Modelo de transformação e mecanismo de atenção
O ChatGPT baseia-se no chamado “Modelo Transformador”, que utiliza a tecnologia do “Mecanismo de Atenção”. Com este mecanismo, um modelo pode prestar atenção a determinadas partes do texto de entrada e tê-las em conta ao gerar o texto de saída. Na aprendizagem, o modelo é treinado com uma grande quantidade de dados de texto, tentando reconhecer os padrões e as relações existentes nesses dados.
Quem está por detrás do ChatGPT?
O ChatGPT foi desenvolvido pela empresa tecnológica norte-americana OpenAI, fundada em 2015 por Elon Musk, Sam Altman, Greg Brockman, Ilya Sutskever e Wojciech Zaremba.

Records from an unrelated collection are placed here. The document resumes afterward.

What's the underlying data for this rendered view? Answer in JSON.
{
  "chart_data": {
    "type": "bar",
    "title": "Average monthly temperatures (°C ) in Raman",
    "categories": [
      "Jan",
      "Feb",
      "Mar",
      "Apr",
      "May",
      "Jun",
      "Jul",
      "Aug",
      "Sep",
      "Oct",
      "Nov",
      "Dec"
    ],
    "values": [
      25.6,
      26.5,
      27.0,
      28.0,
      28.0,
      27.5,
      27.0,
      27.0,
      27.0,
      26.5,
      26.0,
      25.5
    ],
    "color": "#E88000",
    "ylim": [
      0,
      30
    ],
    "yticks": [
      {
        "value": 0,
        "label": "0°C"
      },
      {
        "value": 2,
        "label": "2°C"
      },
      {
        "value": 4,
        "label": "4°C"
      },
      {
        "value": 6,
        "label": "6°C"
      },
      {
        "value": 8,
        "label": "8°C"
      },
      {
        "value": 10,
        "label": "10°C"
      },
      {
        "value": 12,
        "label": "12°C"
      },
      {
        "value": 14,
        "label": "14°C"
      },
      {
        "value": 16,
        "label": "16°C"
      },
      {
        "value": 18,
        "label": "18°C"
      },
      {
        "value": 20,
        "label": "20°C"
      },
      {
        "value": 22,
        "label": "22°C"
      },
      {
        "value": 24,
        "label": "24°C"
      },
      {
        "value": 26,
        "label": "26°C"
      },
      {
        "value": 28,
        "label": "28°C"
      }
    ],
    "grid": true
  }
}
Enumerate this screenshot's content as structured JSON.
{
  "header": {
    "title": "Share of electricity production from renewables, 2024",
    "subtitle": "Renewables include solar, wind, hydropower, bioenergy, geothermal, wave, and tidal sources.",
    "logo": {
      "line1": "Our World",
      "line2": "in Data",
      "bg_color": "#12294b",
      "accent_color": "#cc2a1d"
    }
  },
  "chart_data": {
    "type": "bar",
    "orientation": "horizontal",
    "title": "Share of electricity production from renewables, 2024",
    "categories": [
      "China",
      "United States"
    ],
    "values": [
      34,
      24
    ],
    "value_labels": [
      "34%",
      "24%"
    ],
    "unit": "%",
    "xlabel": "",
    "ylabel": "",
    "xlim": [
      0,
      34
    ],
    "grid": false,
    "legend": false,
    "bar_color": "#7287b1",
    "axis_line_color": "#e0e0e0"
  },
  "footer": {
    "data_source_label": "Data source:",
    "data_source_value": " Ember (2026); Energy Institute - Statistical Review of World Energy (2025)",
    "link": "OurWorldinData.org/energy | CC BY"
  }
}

Vários investidores estão atualmente envolvidos na OpenAI, nomeadamente a Microsoft e outros investidores bem conhecidos, como Peter Thiel, khosla Ventures e Andreessen Horowitz.
Em fevereiro de 2023, a OpenAI lançou uma versão profissional paga do ChatGPT nos EUA. O preço era inicialmente de $23,80 (22 euros) por mês. Em março de 2023, a OpenAI apresentou a versão seguinte, ChatGPT-4, que foi mais uma vez significativamente melhorada em comparação com a versão 3. A OpenAI afastou-se assim ainda mais da abordagem freeware inicialmente adotada, que permitia a utilização gratuita.
A Microsoft investe dez mil milhões no ChatGPT
Um marco na história do ChatGPT ocorreu em janeiro de 2023: A Microsoft anunciou que estava a adicionar dez mil milhões de dólares ao seu investimento já existente na OpenAI. Como parte da parceria, a empresa de software integrou o ChatGPT no seu motor de busca Bing, entre outras coisas, e também quer equipar muitos dos seus produtos Office com ele.
Para os concorrentes da Microsoft, como a Google, o ChatGPT representou uma ameaça desde o início. Já em fevereiro de 2023, a Google anunciou uma nova iniciativa de IA em resposta ao entusiasmo em torno do ChatGPT. Esta iniciativa consiste em três partes: um chatbot chamado Bard, novas funções de IA na pesquisa Google e várias interfaces de programação (API) que podem ser utilizadas para desenvolver aplicações de IA.